Слова святого отца натолкнули Крейслера на размышления: капельмейстер вынужден был признать во многом правоту аббата; и все же он полагал, что о высокой набожности старого времени и испорченности теперешнего аббат говорит уж слишком как монах, требующий знамений, чудес, озарений и действительно созерцающий их, тогда как благочестивое детское чувство, чуждое судорожному экстазу дурманящего культа, не нуждается в них, чтобы упражняться в истинно христианской добродетели; а эта-то добродетель ничуть не исчезла с земли. Если бы это и вправду случилось, то всемогущий, отказавшись от нас и предав нас полному произволу мрачного демона, не пожелал бы тогда никакими чудесами возвращать нас на правильный путь.
Но обо всех этих размышлениях Крейслер не поведал аббату и молча продолжал рассматривать картину. И чем внимательнее он глядел на нее, тем яснее выступали черты убийцы на заднем плане. Крейслер убедился, что живой оригинал картины был не кто иной, как принц Гектор.

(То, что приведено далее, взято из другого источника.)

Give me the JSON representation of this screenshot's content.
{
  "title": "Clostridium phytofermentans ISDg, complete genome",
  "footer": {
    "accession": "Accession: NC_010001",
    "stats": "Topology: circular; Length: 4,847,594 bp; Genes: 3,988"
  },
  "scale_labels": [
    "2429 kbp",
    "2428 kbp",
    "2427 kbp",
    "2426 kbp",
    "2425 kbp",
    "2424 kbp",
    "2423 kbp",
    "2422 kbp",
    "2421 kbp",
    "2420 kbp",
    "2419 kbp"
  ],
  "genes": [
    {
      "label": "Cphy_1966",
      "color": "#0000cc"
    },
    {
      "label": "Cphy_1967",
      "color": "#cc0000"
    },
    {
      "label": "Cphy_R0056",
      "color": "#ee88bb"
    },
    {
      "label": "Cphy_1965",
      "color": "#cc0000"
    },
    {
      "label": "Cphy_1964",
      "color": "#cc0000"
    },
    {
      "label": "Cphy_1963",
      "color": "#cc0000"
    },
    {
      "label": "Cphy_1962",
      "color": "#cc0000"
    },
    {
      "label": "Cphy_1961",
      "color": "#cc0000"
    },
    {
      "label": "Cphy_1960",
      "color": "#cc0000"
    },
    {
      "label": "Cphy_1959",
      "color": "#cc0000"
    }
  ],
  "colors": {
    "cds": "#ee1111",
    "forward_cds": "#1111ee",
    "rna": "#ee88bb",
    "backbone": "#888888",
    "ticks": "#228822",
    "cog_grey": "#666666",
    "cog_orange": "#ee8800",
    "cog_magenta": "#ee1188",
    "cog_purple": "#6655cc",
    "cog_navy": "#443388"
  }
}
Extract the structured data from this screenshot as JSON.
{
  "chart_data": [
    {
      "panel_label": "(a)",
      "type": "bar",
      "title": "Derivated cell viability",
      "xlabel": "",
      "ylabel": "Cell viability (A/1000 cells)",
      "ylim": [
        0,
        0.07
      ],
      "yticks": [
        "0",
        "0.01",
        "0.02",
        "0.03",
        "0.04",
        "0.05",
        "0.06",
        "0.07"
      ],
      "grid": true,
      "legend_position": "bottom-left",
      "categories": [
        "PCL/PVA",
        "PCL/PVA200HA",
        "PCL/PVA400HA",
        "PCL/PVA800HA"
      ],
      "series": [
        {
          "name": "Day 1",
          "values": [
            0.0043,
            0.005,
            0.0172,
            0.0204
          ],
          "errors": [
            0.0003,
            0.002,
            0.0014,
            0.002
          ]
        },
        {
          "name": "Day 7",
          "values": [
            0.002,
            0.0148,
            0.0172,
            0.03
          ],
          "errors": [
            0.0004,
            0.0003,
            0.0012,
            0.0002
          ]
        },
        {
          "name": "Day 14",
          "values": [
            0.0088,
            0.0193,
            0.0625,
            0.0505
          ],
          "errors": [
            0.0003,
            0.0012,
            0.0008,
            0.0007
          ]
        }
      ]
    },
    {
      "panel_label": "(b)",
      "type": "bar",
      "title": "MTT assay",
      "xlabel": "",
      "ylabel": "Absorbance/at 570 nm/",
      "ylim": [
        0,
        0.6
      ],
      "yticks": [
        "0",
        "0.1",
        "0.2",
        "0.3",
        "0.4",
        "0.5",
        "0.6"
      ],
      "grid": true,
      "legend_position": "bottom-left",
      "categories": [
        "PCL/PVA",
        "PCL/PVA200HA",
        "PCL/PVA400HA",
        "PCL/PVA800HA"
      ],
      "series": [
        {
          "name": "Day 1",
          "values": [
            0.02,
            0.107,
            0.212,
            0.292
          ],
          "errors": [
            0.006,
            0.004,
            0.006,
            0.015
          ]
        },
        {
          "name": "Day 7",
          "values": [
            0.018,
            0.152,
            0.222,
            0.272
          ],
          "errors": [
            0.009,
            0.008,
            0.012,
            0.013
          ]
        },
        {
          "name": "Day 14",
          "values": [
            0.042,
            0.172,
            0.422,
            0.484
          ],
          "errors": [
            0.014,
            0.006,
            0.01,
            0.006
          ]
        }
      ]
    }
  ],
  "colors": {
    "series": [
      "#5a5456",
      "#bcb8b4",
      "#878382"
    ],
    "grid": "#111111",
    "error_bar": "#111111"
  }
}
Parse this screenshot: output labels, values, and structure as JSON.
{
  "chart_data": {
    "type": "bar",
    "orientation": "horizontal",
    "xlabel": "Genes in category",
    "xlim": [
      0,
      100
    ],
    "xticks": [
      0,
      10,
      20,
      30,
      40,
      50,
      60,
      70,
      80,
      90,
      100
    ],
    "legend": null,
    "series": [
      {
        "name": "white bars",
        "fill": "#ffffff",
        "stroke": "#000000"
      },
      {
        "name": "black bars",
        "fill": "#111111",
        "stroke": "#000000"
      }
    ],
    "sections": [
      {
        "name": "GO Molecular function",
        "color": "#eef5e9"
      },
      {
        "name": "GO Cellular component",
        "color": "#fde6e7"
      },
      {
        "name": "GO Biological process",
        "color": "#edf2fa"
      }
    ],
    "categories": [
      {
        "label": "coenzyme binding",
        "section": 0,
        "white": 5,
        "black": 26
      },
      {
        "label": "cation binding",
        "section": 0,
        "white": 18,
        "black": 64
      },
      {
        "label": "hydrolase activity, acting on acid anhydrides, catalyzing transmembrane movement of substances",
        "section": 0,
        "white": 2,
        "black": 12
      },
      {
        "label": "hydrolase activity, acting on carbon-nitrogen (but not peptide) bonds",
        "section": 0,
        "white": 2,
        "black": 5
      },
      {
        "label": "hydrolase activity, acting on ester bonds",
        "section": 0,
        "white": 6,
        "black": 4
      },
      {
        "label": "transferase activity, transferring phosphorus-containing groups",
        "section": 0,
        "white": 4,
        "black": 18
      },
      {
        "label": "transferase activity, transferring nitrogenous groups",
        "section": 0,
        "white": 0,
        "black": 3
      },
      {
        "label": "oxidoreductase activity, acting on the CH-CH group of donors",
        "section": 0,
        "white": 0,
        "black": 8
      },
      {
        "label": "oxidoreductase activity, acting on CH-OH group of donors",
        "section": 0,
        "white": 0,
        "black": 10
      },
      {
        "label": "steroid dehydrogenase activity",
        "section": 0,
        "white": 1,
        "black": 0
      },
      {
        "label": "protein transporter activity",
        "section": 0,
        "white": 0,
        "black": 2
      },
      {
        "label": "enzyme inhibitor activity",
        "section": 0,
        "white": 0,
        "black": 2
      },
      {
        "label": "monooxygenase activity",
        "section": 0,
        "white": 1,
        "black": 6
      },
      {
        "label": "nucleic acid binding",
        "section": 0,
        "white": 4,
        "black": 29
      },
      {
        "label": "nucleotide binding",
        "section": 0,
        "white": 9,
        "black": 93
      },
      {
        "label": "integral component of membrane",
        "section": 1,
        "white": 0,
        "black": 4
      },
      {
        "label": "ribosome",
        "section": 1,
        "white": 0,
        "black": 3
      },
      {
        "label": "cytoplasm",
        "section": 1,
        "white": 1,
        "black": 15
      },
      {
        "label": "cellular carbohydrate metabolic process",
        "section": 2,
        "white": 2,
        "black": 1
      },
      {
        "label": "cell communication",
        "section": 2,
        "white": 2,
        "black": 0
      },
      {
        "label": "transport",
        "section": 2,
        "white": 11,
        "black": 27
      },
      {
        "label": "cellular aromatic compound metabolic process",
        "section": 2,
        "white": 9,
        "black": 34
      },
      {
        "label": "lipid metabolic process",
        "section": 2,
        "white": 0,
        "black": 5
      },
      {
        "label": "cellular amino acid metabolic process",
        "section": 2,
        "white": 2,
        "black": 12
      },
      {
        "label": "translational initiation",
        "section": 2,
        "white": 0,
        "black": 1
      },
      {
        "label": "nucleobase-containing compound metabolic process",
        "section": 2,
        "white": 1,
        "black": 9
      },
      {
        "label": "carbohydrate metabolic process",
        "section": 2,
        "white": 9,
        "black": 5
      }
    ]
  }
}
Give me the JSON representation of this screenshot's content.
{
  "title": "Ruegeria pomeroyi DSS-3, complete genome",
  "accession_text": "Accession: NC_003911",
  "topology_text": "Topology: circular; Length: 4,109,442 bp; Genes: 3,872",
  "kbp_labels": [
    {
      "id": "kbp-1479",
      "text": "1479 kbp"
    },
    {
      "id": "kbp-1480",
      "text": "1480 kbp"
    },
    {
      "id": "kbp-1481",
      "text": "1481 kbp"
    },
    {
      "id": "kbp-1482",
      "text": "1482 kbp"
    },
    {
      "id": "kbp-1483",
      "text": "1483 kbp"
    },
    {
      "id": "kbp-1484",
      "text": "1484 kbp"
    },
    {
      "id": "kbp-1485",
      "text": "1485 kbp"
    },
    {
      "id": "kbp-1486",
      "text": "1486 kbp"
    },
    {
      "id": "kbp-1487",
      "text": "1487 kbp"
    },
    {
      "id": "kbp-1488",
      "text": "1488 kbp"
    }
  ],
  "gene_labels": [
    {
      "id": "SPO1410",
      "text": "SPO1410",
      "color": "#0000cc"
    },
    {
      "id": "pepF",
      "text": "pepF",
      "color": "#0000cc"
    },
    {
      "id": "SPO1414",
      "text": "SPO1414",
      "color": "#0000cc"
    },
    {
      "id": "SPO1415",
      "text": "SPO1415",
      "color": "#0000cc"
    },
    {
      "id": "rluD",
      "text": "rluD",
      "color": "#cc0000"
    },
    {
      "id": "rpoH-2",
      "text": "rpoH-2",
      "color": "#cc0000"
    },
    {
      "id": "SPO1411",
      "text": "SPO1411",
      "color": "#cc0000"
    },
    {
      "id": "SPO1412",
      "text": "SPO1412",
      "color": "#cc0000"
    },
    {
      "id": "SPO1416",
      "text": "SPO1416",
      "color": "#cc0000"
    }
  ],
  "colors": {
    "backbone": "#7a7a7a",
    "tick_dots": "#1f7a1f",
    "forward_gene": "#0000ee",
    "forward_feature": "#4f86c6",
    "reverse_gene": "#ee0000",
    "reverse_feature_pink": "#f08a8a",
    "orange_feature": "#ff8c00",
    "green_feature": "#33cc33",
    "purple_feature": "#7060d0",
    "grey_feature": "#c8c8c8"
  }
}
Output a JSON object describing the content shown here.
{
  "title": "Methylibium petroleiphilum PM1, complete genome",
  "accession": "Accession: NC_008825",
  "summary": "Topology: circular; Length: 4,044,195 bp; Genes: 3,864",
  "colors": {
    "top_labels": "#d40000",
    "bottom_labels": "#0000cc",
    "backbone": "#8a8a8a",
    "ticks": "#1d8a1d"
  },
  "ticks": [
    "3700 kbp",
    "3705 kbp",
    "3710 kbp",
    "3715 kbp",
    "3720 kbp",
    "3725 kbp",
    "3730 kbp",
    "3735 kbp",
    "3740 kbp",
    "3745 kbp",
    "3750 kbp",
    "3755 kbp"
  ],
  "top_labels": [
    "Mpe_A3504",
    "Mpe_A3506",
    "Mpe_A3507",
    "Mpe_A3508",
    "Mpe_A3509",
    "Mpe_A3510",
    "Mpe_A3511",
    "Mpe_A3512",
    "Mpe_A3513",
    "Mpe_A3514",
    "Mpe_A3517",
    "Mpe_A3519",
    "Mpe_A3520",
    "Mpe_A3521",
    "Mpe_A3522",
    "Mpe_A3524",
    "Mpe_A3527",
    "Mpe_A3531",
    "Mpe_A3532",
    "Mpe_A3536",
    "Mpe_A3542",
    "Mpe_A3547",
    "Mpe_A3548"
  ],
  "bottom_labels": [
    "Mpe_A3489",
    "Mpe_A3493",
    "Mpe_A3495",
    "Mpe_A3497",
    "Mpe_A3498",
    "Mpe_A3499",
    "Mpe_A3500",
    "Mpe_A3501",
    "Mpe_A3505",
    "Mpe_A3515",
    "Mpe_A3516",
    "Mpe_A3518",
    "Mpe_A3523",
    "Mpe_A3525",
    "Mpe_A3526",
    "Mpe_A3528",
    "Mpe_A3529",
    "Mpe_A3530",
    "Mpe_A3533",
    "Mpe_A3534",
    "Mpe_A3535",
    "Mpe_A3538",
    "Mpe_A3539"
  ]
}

– Мне кажется, ваше преподобие, - начал Крейслер, - там на заднем плане я вижу отважного вольного стрелка, он метит в благородную дичь, то есть в человека, и он травит его на разный манер. На сей раз он, как я вижу, взял в руки отличный, прекрасно отточенный стальной капкан и не промахнулся; но с огнестрельным оружием он явно не в ладах, потому что не так давно, устроив охоту на резвого оленя, он жестоко промазал. Право, мне очень хочется знать curriculum vitae [144] этого решительного охотника или хотя б фрагменты его, могущие указать, где, собственно, мне надлежит быть, и не лучше ли мне прямо обратиться к Пресвятой Деве за охранной грамотой.
144
Жизнеописание (лат.).
– Дайте только срок, капельмейстер!
– сказал аббат.
– Меня удивило бы, если бы в скором времени не разъяснилось многое, теперь еще скрытое за туманной завесой. Ваши желания, о которых я узнал только теперь, могут исполниться самым радостным образом. Странно - да, уж столько-то я могу вам сказать, - довольно странно, что в Зигхартсгофе так грубо ошибаются в вас. Маэстро Абрагам, вероятно, единственный, кто понял вашу душу.
– Маэстро Абрагам?
– воскликнул Крейслер.
– Вы знаете старика, ваше преподобие?